5)  Reportedly the five SEC commissioners are split over the use of financial penalties against companies.  One view argues that they are a deterrent.  Another argues that they only punish shareholders who have already suffered a loss from the fraud at the company and the enforcement action brought against the firm by the SEC.  This split seems to be the moving spirit behind the new settlement procedures adopted by the agency in cases where a corporation is the potential defendant and a penalty may be imposed.  Under those new procedures the staff can no longer negotiate a settlement with a company that includes a monetary fine and submit it for Commission approval – a long used procedure.  Now the staff must first submit the case to the Commission for authority to impose a penalty and if so how much, then negotiate with the defendant and then go back to the Commission for final approval.  While Chairman Cox argued in announcing this procedure that it would speed up settlements, as we previously noted 4/19/07 that seems unlikely.  Rather, it appears to be a mechanism for the commissioners to try and coordinate their views.  In an agency that is already far to slow in most instances, these additional procedures appear to just be another impediment.  This is a change for the SEC, which will probably slow and already slow process. 

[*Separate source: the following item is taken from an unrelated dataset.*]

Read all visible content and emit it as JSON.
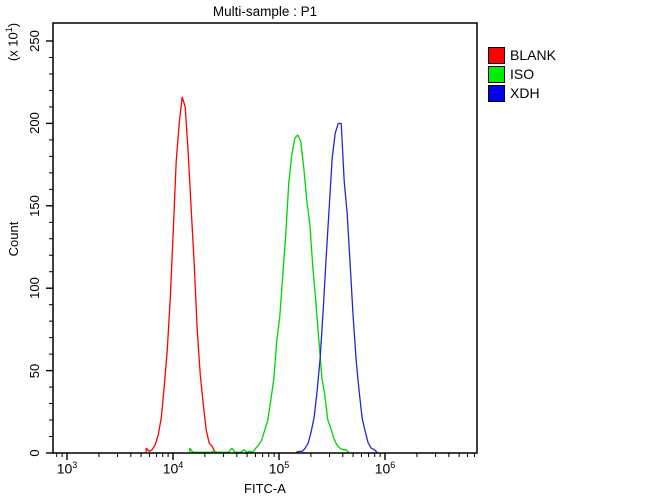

6)  In some instances the agency can move with extraordinary speed.  The SEC obtained an asset freeze in SEC v. Kan King Wong and Charlotte Ka On Wong Leung, 07 Civ. 3628 (SAS) (S.D.N.Y. filed May 8, 2007), just a week after the announcement of News Corp.’s bid for Dow Jones.  Viewed by any standard this suit was brought very quickly.  This is a welcome change from many of the agency’s traditional cases, which are brought years after the events involved.  

All of this simply leaves one wondering about the SEC’s direction and the speed at which it will proceed.  In many instances the agency moves very slowly, as in the cases involving corporate penalties.  In others it is capable of swift action in certain instances when the focus is clear, such as in the recent insider trading case.  In some key instances it seems to be changing or at least considering a change in long held positions.  Is the SEC in fact changing focus or is what we are seeing a traditionally apolitical agency caught in political and philosophical cross currents?